With his head bowed against the rain, Jacques made his way to the forecastle. Darla stopped the paddle wheels, letting the boat drift. When the canoe got close, she called for Slow Reverse, holding the boat steady against the current. The canoe came alongside and the man reached up to grab the base of the rail, holding the boat steady in front of the splashing wheel. Jacques went to the rail to find out what the man wanted. Darla assumed he was going to ask for help or passage. Instead he dropped his paddle and pulled out a pistol, aiming it squarely at Jacques.
“I need food. Give me your food,” yelled the man.
Jacques stood stock still. He murmured something to the man.
“Not you,” said the man. “You stay right there. Someone else can bring it.”
Darla considered slamming the boat into Full Ahead. That would have thrown the man off balance as he hung on, trying not to get sucked under the paddles. It wouldn’t be an instantaneous maneuver, however, and it would have given the man enough time to pull the trigger.
“Manny,” she called down the tube. “Get up here and bring your rifle.”
The man in the canoe glanced up at the pilothouse, then back to Jacques.
“Come on,” the man yelled.
Manny appeared in the pilothouse.
“Shoot him,” said Darla.
“Say what?” said Manny.
“That idiot down there in the canoe. Shoot him before he shoots Jacques.”
Manny checked a clip was loaded and fumbled with the safety.
“Are you sure?” he said.
“Sweet Jesus,” said Darla. “Take the shot.”
Manny aimed the rifle. At that range, he couldn’t miss. He pulled the trigger and the boom of the rifle echoed within the pilothouse.

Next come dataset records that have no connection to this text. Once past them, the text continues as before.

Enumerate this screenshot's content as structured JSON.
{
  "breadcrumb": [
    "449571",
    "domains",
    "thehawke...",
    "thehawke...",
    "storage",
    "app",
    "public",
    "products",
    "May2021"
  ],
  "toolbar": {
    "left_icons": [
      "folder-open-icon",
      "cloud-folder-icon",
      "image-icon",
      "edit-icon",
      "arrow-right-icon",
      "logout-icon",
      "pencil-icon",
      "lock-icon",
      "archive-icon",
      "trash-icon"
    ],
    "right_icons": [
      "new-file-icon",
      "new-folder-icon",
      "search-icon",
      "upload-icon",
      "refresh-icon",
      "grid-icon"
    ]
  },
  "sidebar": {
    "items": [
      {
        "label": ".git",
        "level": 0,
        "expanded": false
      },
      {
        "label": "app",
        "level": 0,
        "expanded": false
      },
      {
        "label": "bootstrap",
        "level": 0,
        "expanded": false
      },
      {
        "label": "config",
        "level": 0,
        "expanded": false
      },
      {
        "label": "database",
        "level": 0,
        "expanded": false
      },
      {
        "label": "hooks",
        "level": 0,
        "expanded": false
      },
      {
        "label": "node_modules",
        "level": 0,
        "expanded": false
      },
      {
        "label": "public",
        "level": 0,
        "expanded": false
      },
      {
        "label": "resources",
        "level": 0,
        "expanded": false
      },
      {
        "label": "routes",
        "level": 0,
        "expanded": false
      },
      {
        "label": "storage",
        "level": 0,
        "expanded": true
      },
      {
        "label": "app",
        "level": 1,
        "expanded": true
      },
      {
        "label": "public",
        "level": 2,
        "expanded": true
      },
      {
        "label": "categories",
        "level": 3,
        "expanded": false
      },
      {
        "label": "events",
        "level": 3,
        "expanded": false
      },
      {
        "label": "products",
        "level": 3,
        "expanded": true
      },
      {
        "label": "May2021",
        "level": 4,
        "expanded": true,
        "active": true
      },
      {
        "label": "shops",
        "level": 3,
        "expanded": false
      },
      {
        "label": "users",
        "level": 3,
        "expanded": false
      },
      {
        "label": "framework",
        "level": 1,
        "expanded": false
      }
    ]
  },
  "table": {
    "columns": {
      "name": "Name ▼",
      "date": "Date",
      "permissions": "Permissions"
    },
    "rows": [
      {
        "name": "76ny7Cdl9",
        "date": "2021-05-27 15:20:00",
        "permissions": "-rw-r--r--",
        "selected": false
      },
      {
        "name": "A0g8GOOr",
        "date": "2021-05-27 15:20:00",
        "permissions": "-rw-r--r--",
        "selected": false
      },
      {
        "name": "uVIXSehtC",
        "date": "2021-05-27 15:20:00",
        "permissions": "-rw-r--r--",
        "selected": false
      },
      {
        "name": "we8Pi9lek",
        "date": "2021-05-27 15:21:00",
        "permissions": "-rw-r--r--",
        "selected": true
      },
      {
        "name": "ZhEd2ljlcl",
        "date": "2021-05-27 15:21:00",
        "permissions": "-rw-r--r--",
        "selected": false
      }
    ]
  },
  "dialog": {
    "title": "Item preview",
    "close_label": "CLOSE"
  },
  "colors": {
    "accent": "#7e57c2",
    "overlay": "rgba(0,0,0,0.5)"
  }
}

He missed. The man, however, flinched as a gout of water shot
up by the canoe. He stared up at the pilothouse and Manny fired again. Another gout of water shot up.
The distraction should have been enough opportunity for Jacques to get away and take cover, but he remained exactly where he was, in exactly the same position. Darla wondered if he’d frozen.
The canoeist, on the other hand, hadn’t frozen. He’d dropped his pistol, let go of the rail and was now paddling furiously back to the bank. Manny fired again and again, the semi-automatic rifle hammering out its eight rounds in quick succession, splashing water about the canoe and, at one point, actually hitting it and making a hole in its stern. Manny kept firing until the gun was empty, the spent clip springing out of the top of the rifle with an audible ping.
Darla was amazed.
“How could you miss?” she exclaimed.
“He was a moving target.”
“He was in a canoe! Not a goddamn jet ski.”
“I ain’t comfortable shooting a guy when he’s running away.”
“He had a gun on Jacques.”
“If you’re so gung-ho, how about you taking the shot?”
“You’re a trained Marine.”
“I ain’t no trained Marine. Never trained for nothing in my whole life. And don’t you go telling me you thought I was because you ain’t ever believed a thing I ever said.”
Darla stared at him, her ears still ringing from the shots. “Unbelievable,” she said.
“Believe it, sister. I bought this rifle cheap to scare folks off from robbing my trailer.”
Exasperated, Darla said, “Get back to the boiler room. And tell Jacques to get up here. I want a word with him.”
They got underway again and Jacques came up to the pilothouse, toweling his hair.
“We tried to save your life back there,” said Darla. “We had him distracted and everything and the best thing for you to do was to get the hell out of harm’s way, but you didn’t move. What the hell were you playing at?”